In a word, yes. But it may be a long tunnel, say manufacturing experts. There are things you can do to calm worried employees and weather the storm, says Joe Cogliano in Manufacturing & Technology eJournal.

  • Keep your staff in the communications loop, says Jay Kuhn, president of Definity Partners, a business improvement company. When the economy tightens up, employees worry about job security, providing for their family, even putting gas in their car to get to work. All that worrying takes a toll on worker productivity. Being honest about what’s happening in your company will bolster employee morale. “Workers are going home and they are hearing bad news everyday,” says Kuhn. “It’s important they know what’s going on because everything the company does is really going to be taken as a negative sign, whether it’s meant to be taken that way or not.” Employers should be prepared to answer questions and explain even minor changes like switching an insurance carrier to reign in employee nervousness. Keeping employees in the loop can alleviate their fears and keep office gossip in hand.
  • Keep things positive. Worry and stress take a physical toll on workers which can result in increased absence rates. Keeping things positive helps make workers want to come to work.
  • Embrace patriotism. Historically, Americans respond positively to hardship and sacrifice when they know they are helping their country. “Small and medium-sized businesses need to realize they’re the backbone of our economic growth and job creation,” says David Velie, managing partner of Amend Consulting/Techsolve, a manufacturing improvement consulting firm. “Remind teams that they’re the strength of the economy, not the Fortune 500s and the housing sector.”
  • Maintain your cash flow.

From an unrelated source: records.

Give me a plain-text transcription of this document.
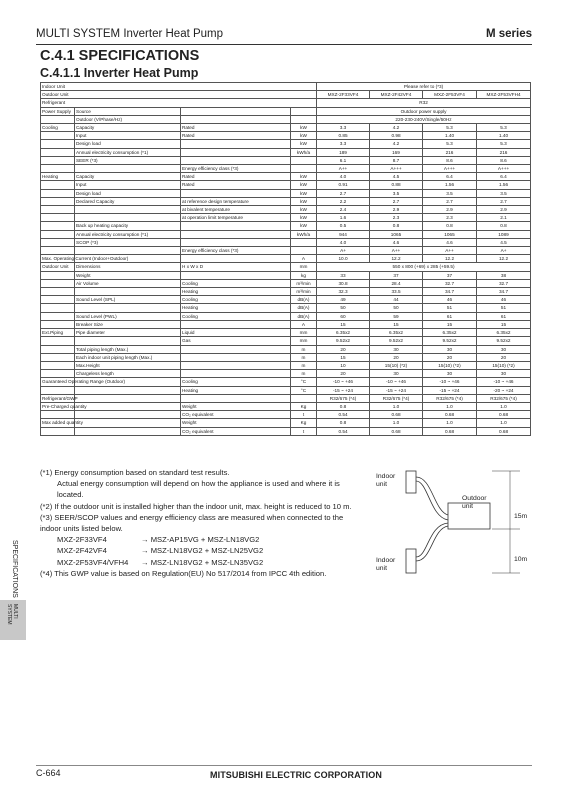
MULTI SYSTEM Inverter Heat Pump	M series
C.4.1 SPECIFICATIONS
C.4.1.1 Inverter Heat Pump
Indoor Unit				Please refer to (*3)			
Outdoor Unit				MXZ-2F33VF4	MXZ-2F42VF4	MXZ-2F53VF4	MXZ-2F53VFH4
Refrigerant				R32			
Power Supply	Source			Outdoor power supply			
	Outdoor (V/Phase/Hz)			220-230-240V/Single/50Hz			
Cooling	Capacity	Rated	kW	3.3	4.2	5.3	5.3
	Input	Rated	kW	0.85	0.98	1.40	1.40
	Design load		kW	3.3	4.2	5.3	5.3
	Annual electricity consumption (*1)		kWh/a	189	169	216	216
	SEER (*3)			6.1	8.7	8.6	8.6
		Energy efficiency class (*3)		A++	A+++	A+++	A+++
Heating	Capacity	Rated	kW	4.0	4.5	6.4	6.4
	Input	Rated	kW	0.91	0.88	1.56	1.56
	Design load		kW	2.7	3.5	3.5	3.5
	Declared Capacity	at reference design temperature	kW	2.2	2.7	2.7	2.7
		at bivalent temperature	kW	2.4	2.9	2.9	2.9
		at operation limit temperature	kW	1.6	2.3	2.3	2.1
	Back up heating capacity		kW	0.5	0.8	0.8	0.8
	Annual electricity consumption (*1)		kWh/a	944	1065	1065	1089
	SCOP (*3)			4.0	4.6	4.6	4.5
		Energy efficiency class (*3)		A+	A++	A++	A+
Max. Operating Current (Indoor+Outdoor)			A	10.0	12.2	12.2	12.2
Outdoor Unit	Dimensions	H x W x D	mm	550 x 800 (+69) x 285 (+59.5)			
	Weight		kg	33	37	37	38
	Air Volume	Cooling	m³/min	30.8	28.4	32.7	32.7
		Heating	m³/min	32.3	33.5	34.7	34.7
	Sound Level (SPL)	Cooling	dB(A)	49	44	46	46
		Heating	dB(A)	50	50	51	51
	Sound Level (PWL)	Cooling	dB(A)	60	59	61	61
	Breaker Size		A	15	15	15	15
Ext.Piping	Pipe diameter	Liquid	mm	6.35x2	6.35x2	6.35x2	6.35x2
		Gas	mm	9.52x2	9.52x2	9.52x2	9.52x2
	Total piping length (Max.)		m	20	30	30	30
	Each indoor unit piping length (Max.)		m	15	20	20	20
	Max.Height		m	10	15(10) (*2)	15(10) (*2)	15(10) (*2)
	Chargeless length		m	20	30	30	30
Guaranteed Operating Range (Outdoor)		Cooling	°C	-10 ~ +46	-10 ~ +46	-10 ~ +46	-10 ~ +46
		Heating	°C	-15 ~ +24	-15 ~ +24	-15 ~ +24	-20 ~ +24
Refrigerant/GWP				R32/675 (*4)	R32/675 (*4)	R32/675 (*4)	R32/675 (*4)
Pre-Charged quantity		Weight	Kg	0.8	1.0	1.0	1.0
		CO₂ equivalent	t	0.54	0.68	0.68	0.68
Max added quantity		Weight	Kg	0.8	1.0	1.0	1.0
		CO₂ equivalent	t	0.54	0.68	0.68	0.68
(*1) Energy consumption based on standard test results.
Actual energy consumption will depend on how the appliance is used and where it is located.
(*2) If the outdoor unit is installed higher than the indoor unit, max. height is reduced to 10 m.
(*3) SEER/SCOP values and energy efficiency class are measured when connected to the indoor units listed below.
MXZ-2F33VF4	→ MSZ-AP15VG + MSZ-LN18VG2
MXZ-2F42VF4	→ MSZ-LN18VG2 + MSZ-LN25VG2
MXZ-2F53VF4/VFH4 → MSZ-LN18VG2 + MSZ-LN35VG2
(*4) This GWP value is based on Regulation(EU) No 517/2014 from IPCC 4th edition.
Indoor unit
Outdoor unit
Indoor unit
15m
10m
SPECIFICATIONS
MULTI SYSTEM
C-664	MITSUBISHI ELECTRIC CORPORATION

Take a close look at factors that affect your cash flow. You may need to reign in credit terms and be more aggressive about collections to improve your cash flow. Watch for potential cash-draining trouble spots. Kuhn says business owners should base every decision on a “cash is king” model.

Things may be rough for all of us for a year or two, but as Kuhn points out, “The economy does come back; it always comes back.”